An army of volunteers on Tuesday started pasting a colossal 160,000-square-foot paper image over the courtyard to prepare for the trompe l’oeil.
The image will create the illusion of a larger pyramid emerging from rocks as if it had been discovered by an archaeological excavation.
The 70-foot-high glass-and-steel pyramid, designed by Chinese-American architect I.M. Pei, now aged 101, was controversial when it was inaugurated in the classical setting of the Louvre in March 1989. But has since become a beloved Paris landmark.
“The pyramid has always inspired me, the way it mixes the ancient and the modern,” JR told Reuters. “This time, a big part of it is to confront the modern with archaeology.”

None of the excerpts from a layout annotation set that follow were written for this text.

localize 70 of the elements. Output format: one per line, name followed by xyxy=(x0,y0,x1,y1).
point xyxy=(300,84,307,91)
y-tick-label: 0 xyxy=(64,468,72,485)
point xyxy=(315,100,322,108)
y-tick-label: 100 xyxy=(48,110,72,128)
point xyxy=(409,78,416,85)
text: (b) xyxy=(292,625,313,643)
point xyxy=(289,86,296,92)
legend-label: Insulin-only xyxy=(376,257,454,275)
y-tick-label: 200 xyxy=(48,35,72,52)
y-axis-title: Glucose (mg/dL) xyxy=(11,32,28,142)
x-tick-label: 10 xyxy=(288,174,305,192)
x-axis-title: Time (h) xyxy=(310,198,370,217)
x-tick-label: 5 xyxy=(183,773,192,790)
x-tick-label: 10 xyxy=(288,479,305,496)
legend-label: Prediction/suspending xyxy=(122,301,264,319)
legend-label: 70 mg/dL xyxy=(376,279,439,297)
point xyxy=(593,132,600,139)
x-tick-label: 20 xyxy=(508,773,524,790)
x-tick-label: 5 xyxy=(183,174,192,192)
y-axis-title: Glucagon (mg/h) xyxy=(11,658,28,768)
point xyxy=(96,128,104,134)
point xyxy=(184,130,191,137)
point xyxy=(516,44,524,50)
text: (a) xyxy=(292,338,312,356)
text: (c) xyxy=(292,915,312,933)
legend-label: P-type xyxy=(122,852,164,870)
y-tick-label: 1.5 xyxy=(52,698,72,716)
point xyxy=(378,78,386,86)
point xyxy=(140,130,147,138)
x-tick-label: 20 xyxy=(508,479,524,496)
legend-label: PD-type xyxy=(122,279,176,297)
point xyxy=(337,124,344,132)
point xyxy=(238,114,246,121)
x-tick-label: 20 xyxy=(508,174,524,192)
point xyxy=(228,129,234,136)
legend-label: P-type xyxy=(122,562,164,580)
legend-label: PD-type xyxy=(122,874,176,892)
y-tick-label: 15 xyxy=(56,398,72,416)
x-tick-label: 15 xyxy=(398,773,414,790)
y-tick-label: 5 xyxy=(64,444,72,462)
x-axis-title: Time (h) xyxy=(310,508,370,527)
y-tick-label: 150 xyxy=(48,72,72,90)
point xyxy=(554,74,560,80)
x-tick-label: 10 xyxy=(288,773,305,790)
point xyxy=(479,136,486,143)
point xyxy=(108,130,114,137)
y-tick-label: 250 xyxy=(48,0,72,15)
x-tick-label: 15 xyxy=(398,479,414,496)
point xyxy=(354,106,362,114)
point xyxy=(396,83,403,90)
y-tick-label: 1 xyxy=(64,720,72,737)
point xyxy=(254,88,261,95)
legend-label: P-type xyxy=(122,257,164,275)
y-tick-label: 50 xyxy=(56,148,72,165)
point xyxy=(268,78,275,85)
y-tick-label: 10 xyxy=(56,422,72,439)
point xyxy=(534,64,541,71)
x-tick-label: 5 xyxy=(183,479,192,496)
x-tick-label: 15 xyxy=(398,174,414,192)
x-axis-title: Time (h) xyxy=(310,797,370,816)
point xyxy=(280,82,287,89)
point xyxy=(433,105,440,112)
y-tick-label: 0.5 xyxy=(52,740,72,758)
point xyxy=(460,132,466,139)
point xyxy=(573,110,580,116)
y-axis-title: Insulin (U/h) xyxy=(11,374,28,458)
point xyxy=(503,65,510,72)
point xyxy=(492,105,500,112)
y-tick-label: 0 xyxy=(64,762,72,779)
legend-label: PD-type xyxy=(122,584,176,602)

The new trompe l’oeil will be fully visible from Friday evening only from the museum’s roof. JR’s team has installed two giant screens on the courtyard to allow visitors to see the result from the ground.
For two days, Saturday and Sunday, the courtyard will be open for visitors to walk on it and observe the optical illusion.
“Once everything is pasted, people will be over the image and it will fade away and disappear,” JR said.
The interactive part of the project – volunteers enrolling to paste 32-foot-long paper strips and tourists walking, watching and appearing on the video shot from above – is what attracted the Louvre authorities.
“The visitor is always at the heart of our concern, with always the goal to better welcome them,” Louvre president Jean-Luc Martinez said.
The performance is a continuation of a giant trompe l’oeil three years ago that made the pyramid disappear behind a giant black-and-white photo.
The pyramid is the most popular of a series of ambitious projects launched by then President Francois Mitterrand in the 1980s and 1990s that changed the image of the French capital.
“Les grands travaux,” as they were dubbed, were criticized at their conception because their modern shape conflicted with traditional Parisian architecture.